Le cinéaste voit en effet moins son fil comme un documentaire militant que comme l'«histoire orale» d'une période:
«Nous racontons une histoire oubliée qui est pourtant un moment important: les gens construisaient une société dont ils pensaient qu'elle durerait pour toujours. Ces évènements ont été largement effacés de l'histoire, aucun des principaux partis politiques ne veut s'en souvenir. Cela semble une bonne idée d'enregistrer les souvenirs de ces gens, de manière directe, tant qu'ils sont vivants.»
«Rêvez-vous en couleurs?»
Les témoignages de ces «gens» constituent le principal intérêt du documentaire. Devant la caméra de Loach défilent, aujourd'hui quasiment nonagénaires, des médecins, infirmiers, dockers, mineurs, qui racontent, dans leurs mots et avec leur accent, leurs souvenirs du Blitz («Je me rappelle que mon père m'a emmené à l'école et qu'on a vu une maison en ruines. Devant, une femme disait: "Dire que j'ai fait mes vitres hier"») et de l'après-guerre, depuis ce jour où des larmes ont coulé sur les joues des rugueux mineurs apprenant la victoire du Labour.
Vestiges gravés sur l'écran d'un passé qui disparaîtra bientôt, que Loach filme dans un sobre noir et blanc qui vient se superposer avec celui, un peu passé ou charbonneux, des documents d'archives. Une manière de signifier que ces témoins, toujours en noir et blanc soixante ans après, sont restés fidèles à leurs idéaux? Ou qu'à l'inverse, ceux-ci sont en voie d'extinction, privés des couleurs de la vie? Le réalisateur botte en touche:
«C'était juste un choix esthétique, pour ne pas passer du noir et blanc à la couleur, puis au noir et blanc, puis à la couleur. Cela fait de plus belles images.»

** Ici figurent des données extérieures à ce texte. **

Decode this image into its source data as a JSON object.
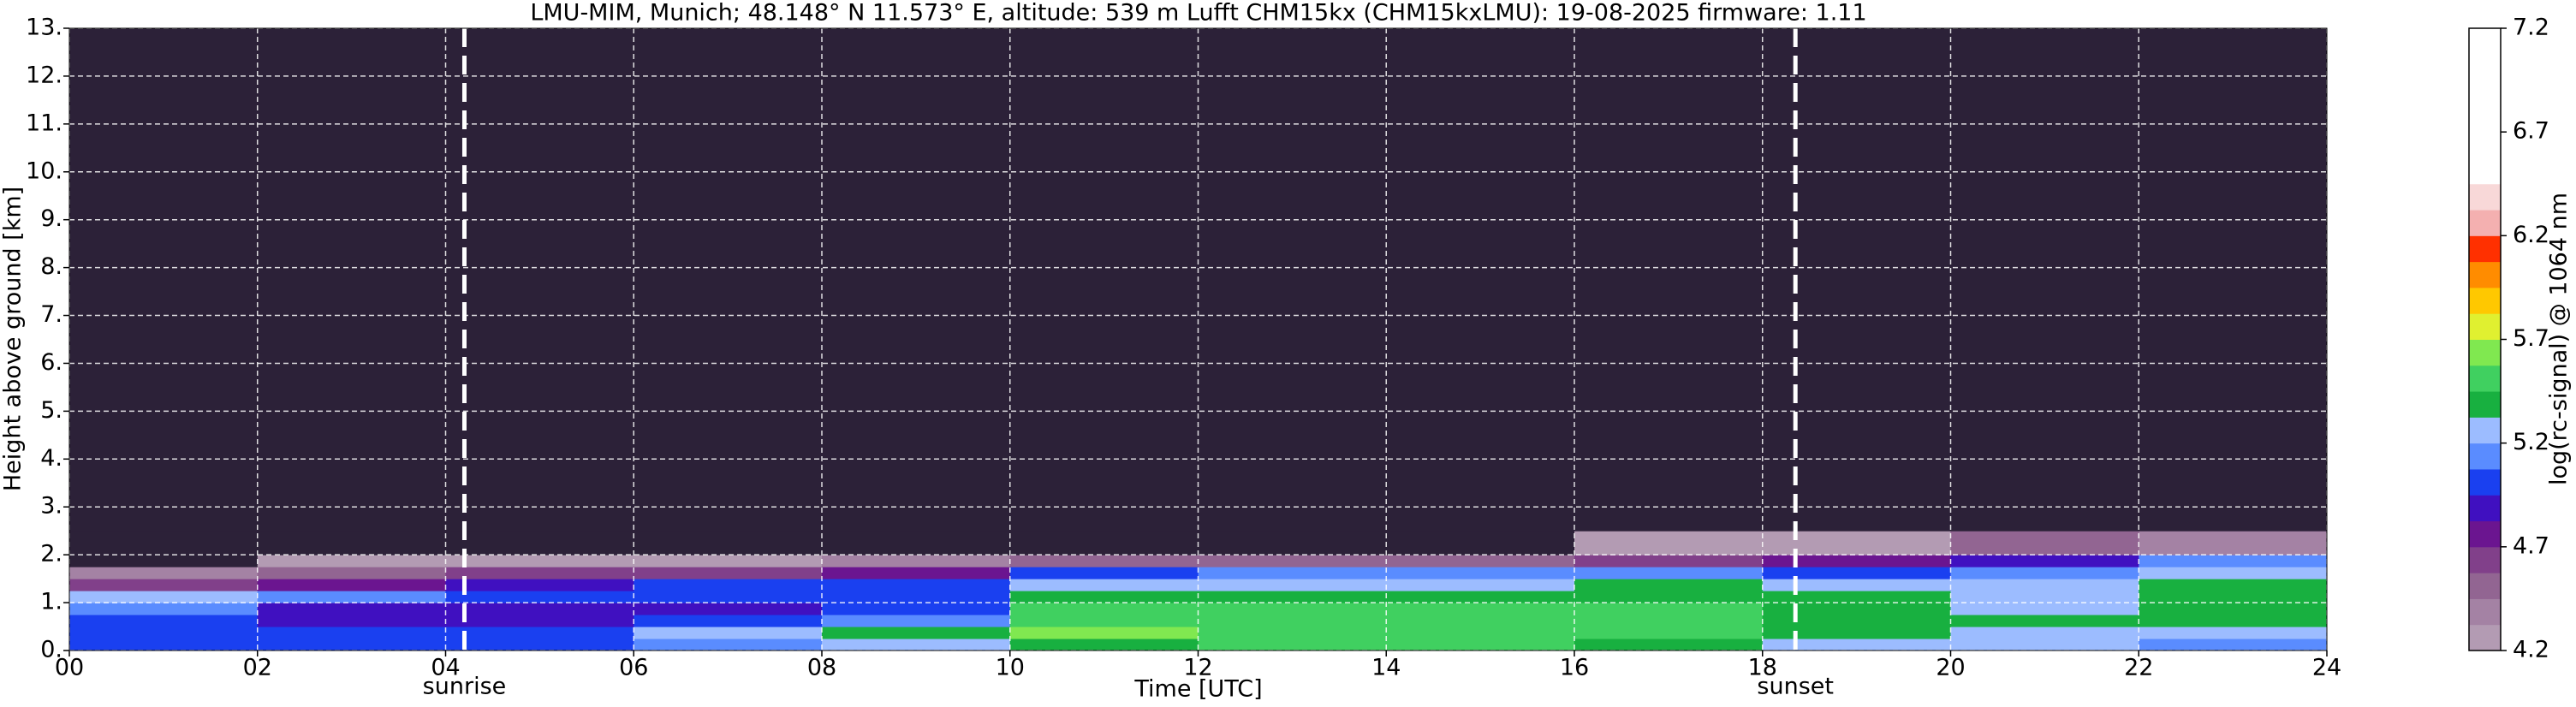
{
  "chart_data": {
    "type": "heatmap",
    "title": "LMU-MIM, Munich; 48.148° N 11.573° E, altitude: 539 m    Lufft CHM15kx (CHM15kxLMU): 19-08-2025    firmware: 1.11",
    "x_label": "Time [UTC]",
    "y_label": "Height above ground [km]",
    "colorbar_label": "log(rc-signal) @ 1064 nm",
    "xlim": [
      0,
      24
    ],
    "ylim": [
      0,
      13
    ],
    "xticks": [
      {
        "value": 0,
        "label": "00"
      },
      {
        "value": 2,
        "label": "02"
      },
      {
        "value": 4,
        "label": "04"
      },
      {
        "value": 6,
        "label": "06"
      },
      {
        "value": 8,
        "label": "08"
      },
      {
        "value": 10,
        "label": "10"
      },
      {
        "value": 12,
        "label": "12"
      },
      {
        "value": 14,
        "label": "14"
      },
      {
        "value": 16,
        "label": "16"
      },
      {
        "value": 18,
        "label": "18"
      },
      {
        "value": 20,
        "label": "20"
      },
      {
        "value": 22,
        "label": "22"
      },
      {
        "value": 24,
        "label": "24"
      }
    ],
    "yticks": [
      {
        "value": 0,
        "label": "0."
      },
      {
        "value": 1,
        "label": "1."
      },
      {
        "value": 2,
        "label": "2."
      },
      {
        "value": 3,
        "label": "3."
      },
      {
        "value": 4,
        "label": "4."
      },
      {
        "value": 5,
        "label": "5."
      },
      {
        "value": 6,
        "label": "6."
      },
      {
        "value": 7,
        "label": "7."
      },
      {
        "value": 8,
        "label": "8."
      },
      {
        "value": 9,
        "label": "9."
      },
      {
        "value": 10,
        "label": "10."
      },
      {
        "value": 11,
        "label": "11."
      },
      {
        "value": 12,
        "label": "12."
      },
      {
        "value": 13,
        "label": "13."
      }
    ],
    "grid": true,
    "x_edges": [
      0,
      2,
      4,
      6,
      8,
      10,
      12,
      14,
      16,
      18,
      20,
      22,
      24
    ],
    "y_edges": [
      0,
      0.25,
      0.5,
      0.75,
      1.0,
      1.25,
      1.5,
      1.75,
      2.0,
      2.5,
      3.0,
      13
    ],
    "z": [
      [
        5.0,
        4.95,
        5.0,
        5.1,
        5.2,
        5.4,
        5.45,
        5.45,
        5.4,
        5.3,
        5.2,
        5.1
      ],
      [
        5.05,
        4.95,
        4.95,
        5.3,
        5.4,
        5.6,
        5.5,
        5.45,
        5.45,
        5.35,
        5.3,
        5.3
      ],
      [
        4.95,
        4.9,
        4.9,
        4.95,
        5.1,
        5.55,
        5.5,
        5.45,
        5.45,
        5.4,
        5.35,
        5.35
      ],
      [
        5.1,
        4.9,
        4.9,
        4.9,
        5.0,
        5.45,
        5.45,
        5.45,
        5.45,
        5.4,
        5.3,
        5.35
      ],
      [
        5.3,
        5.1,
        5.0,
        5.0,
        5.0,
        5.35,
        5.35,
        5.4,
        5.4,
        5.35,
        5.3,
        5.4
      ],
      [
        4.6,
        4.8,
        4.9,
        5.0,
        5.05,
        5.3,
        5.3,
        5.3,
        5.35,
        5.3,
        5.2,
        5.4
      ],
      [
        4.35,
        4.5,
        4.6,
        4.65,
        4.7,
        5.0,
        5.1,
        5.1,
        5.15,
        5.0,
        5.1,
        5.3
      ],
      [
        4.1,
        4.2,
        4.3,
        4.3,
        4.35,
        4.5,
        4.55,
        4.55,
        4.6,
        4.7,
        4.9,
        5.1
      ],
      [
        4.0,
        4.05,
        4.1,
        4.1,
        4.1,
        4.15,
        4.15,
        4.15,
        4.2,
        4.3,
        4.5,
        4.4
      ],
      [
        3.95,
        4.0,
        4.0,
        4.0,
        4.0,
        4.0,
        4.0,
        4.0,
        4.05,
        4.05,
        4.1,
        4.1
      ],
      [
        3.9,
        3.9,
        3.9,
        3.9,
        3.9,
        3.9,
        3.9,
        3.9,
        3.9,
        3.9,
        3.9,
        3.9
      ]
    ],
    "clim": [
      4.2,
      7.2
    ],
    "cticks": [
      4.2,
      4.7,
      5.2,
      5.7,
      6.2,
      6.7,
      7.2
    ],
    "under_color": "#2c2138",
    "colormap": [
      "#b39bb3",
      "#a482a4",
      "#926592",
      "#81408a",
      "#6b1590",
      "#4010c0",
      "#1a40f0",
      "#5a8cff",
      "#9cbcff",
      "#18b040",
      "#40d060",
      "#80e850",
      "#e0f030",
      "#ffc800",
      "#ff8c00",
      "#ff3000",
      "#f4b0b0",
      "#f8d8d8",
      "#ffffff",
      "#ffffff",
      "#ffffff",
      "#ffffff",
      "#ffffff",
      "#ffffff"
    ],
    "annotations": [
      {
        "x": 4.2,
        "label": "sunrise"
      },
      {
        "x": 18.35,
        "label": "sunset"
      }
    ]
  }
}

Il est pourtant un moment, à la toute fin, où L'Esprit de 45 bascule brutalement à la couleur, le temps de quelques plans d'archives montrant les célébrations de la victoire alliée, sur fond de confettis et de musique swing. Derrière ces quelques plans colorés, toute la question que l'on se pose, sans avoir de réponse, au sortir du film: une refondation collective semblable à celle de 1945 est-elle possible aujourd'hui, dans le monde de 2013? Ou, pour le dire comme le personnage joué par Claude Rich dans Les Tontons flingueurs: «Rêvez-vous en couleurs?»
Jean-Marie Pottier
L'Esprit de 45, de Ken Loach. 1h34. Distribution: Why Not Productions. Sortie en salles le 8 mai. Egalement disponible en DVD.